The objectives of this experiment are to determine:
a) the heat capacity of a calorimeter
b) the heat of fusion of ice
c) the heat of neutralization
d) the enthalpy of hydration of magnesium sulfate
Note: as explained in the section of the Zumdahl text covering "Enthalpy," for reactions at constant pressure, the terms “heat of reaction” and “change in enthalpy” are used interchangeably.

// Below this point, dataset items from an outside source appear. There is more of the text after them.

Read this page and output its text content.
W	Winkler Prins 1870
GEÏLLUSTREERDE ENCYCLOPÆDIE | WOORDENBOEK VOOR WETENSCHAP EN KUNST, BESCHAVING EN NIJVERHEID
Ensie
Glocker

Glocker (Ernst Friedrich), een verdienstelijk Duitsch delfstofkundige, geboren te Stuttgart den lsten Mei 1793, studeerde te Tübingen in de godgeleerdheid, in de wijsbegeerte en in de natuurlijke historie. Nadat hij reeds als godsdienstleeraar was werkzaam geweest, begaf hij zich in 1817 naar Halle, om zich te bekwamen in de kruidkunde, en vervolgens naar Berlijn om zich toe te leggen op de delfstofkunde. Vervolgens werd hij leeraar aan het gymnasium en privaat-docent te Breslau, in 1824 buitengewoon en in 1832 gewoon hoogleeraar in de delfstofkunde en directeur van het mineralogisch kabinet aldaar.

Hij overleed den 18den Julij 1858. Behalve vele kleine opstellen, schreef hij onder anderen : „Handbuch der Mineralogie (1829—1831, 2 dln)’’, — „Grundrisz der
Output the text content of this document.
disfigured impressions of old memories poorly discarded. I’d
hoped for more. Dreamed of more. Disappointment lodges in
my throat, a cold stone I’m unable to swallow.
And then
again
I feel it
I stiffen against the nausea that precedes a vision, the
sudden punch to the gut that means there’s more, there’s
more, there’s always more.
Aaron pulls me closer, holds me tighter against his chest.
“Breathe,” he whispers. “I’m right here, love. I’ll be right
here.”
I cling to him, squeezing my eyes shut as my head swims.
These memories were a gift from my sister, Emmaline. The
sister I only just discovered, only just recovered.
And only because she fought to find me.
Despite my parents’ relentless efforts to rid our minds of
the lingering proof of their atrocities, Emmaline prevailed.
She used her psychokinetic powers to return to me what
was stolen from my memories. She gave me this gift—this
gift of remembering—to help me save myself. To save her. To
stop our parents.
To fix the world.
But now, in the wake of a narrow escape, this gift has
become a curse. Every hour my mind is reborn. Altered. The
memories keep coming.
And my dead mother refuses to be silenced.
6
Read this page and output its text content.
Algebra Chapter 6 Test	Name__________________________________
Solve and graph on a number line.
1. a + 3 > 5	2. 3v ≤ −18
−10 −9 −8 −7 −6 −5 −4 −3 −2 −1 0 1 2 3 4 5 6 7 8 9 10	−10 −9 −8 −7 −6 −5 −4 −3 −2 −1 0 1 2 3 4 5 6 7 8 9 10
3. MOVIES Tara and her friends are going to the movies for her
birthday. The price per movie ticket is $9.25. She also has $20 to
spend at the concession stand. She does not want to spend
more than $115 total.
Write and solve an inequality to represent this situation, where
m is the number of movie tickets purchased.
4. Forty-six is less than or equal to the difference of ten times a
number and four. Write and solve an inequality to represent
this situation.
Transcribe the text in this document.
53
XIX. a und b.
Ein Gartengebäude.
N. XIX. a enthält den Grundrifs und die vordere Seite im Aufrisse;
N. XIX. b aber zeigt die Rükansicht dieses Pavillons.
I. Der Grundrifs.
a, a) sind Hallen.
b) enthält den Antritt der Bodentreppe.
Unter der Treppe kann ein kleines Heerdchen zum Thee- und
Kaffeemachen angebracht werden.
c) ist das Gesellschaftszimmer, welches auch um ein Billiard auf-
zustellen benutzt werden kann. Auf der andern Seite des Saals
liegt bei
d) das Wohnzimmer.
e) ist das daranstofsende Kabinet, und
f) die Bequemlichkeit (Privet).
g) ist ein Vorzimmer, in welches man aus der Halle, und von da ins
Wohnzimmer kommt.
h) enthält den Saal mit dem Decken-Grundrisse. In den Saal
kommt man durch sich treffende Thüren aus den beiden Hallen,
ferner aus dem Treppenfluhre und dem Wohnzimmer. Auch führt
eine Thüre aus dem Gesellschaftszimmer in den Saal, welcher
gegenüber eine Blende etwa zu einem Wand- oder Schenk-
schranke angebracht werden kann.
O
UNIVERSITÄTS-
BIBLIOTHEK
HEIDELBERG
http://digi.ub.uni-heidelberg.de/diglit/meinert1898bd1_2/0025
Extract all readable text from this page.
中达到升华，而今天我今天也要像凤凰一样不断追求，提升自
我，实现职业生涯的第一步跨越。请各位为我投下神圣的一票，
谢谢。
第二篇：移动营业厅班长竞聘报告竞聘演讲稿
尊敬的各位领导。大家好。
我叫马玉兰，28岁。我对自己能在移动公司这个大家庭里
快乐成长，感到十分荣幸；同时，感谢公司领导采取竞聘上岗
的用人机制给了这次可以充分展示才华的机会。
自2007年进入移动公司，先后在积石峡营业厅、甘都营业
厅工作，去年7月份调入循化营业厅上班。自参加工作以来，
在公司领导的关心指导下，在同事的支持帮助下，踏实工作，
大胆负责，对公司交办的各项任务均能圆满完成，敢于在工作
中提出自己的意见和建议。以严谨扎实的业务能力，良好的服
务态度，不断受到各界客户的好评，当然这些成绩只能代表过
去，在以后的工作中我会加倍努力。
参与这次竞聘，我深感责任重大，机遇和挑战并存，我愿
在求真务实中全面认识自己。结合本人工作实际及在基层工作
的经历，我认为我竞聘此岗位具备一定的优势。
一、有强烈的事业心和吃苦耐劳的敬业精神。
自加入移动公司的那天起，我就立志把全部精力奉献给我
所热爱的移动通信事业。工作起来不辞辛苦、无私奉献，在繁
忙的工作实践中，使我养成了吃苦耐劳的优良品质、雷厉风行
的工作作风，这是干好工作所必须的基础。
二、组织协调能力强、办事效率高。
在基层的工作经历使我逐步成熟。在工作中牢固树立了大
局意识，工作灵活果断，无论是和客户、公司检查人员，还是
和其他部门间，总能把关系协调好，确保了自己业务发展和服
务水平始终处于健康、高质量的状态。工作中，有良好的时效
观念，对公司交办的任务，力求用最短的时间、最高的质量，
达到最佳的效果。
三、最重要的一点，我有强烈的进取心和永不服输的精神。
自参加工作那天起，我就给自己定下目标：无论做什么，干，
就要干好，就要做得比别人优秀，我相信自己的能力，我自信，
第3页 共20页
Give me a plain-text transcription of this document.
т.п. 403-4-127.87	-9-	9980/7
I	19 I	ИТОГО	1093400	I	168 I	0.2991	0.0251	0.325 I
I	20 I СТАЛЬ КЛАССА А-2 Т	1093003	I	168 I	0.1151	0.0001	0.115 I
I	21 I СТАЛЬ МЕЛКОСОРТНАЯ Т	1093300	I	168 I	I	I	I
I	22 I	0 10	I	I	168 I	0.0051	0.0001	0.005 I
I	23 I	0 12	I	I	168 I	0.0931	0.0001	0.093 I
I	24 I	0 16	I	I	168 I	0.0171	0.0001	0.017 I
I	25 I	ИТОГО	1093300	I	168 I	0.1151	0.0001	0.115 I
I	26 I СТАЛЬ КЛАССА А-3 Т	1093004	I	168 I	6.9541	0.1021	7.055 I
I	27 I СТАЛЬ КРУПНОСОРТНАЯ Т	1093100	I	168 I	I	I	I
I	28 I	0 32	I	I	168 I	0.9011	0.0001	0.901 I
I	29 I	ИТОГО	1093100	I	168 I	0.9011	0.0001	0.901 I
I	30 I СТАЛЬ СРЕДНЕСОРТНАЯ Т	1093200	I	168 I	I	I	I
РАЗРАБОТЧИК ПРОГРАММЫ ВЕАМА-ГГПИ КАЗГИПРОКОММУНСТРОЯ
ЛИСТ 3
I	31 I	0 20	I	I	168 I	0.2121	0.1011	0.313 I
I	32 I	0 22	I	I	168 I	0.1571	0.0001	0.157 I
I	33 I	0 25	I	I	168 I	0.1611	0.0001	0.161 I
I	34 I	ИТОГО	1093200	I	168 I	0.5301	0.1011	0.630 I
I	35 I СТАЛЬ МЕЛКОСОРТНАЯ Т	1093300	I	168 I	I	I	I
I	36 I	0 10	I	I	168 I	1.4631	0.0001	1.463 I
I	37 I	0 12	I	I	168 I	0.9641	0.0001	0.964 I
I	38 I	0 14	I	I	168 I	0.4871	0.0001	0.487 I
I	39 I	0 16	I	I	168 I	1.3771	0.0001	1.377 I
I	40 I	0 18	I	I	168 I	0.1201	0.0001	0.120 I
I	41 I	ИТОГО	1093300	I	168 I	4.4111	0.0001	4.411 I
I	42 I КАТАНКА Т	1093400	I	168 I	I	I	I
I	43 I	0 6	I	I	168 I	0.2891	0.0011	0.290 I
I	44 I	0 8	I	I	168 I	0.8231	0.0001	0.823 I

In this experiment, you will use a calorimeter, an apparatus used for measuring the amount of heat evolved or absorbed during a chemical reaction or physical transformation, to study three different reactions. The calorimeter you use will have its own heat capacity, the ability of an object to hold heat, which will figure into to the calculations for the various heats of reaction you are trying to determine. Therefore, Part A of this experiment will require you to determine heat capacity of your specific calorimeter based on the change in temperature when a known amount of heat is added to the calorimeter containing a known amount of water. As you perform the reactions in Parts B-D in the calorimeter, you will use the observed change in temperature with the heat capacity of the calorimeter to calculate the change in enthalpy for each reaction.
In Part B, you will determine the energy required to convert H2O (s) to H2O (l) (specifically for the phase change). Part C will focus on determining the heat released by an exothermic reaction, specifically the neutralization of acid by NaOH. Finally, in Part C, you will determine the enthalpy needed to hydrate magnesium sulfate, making magnesium sulfate heptahydrate.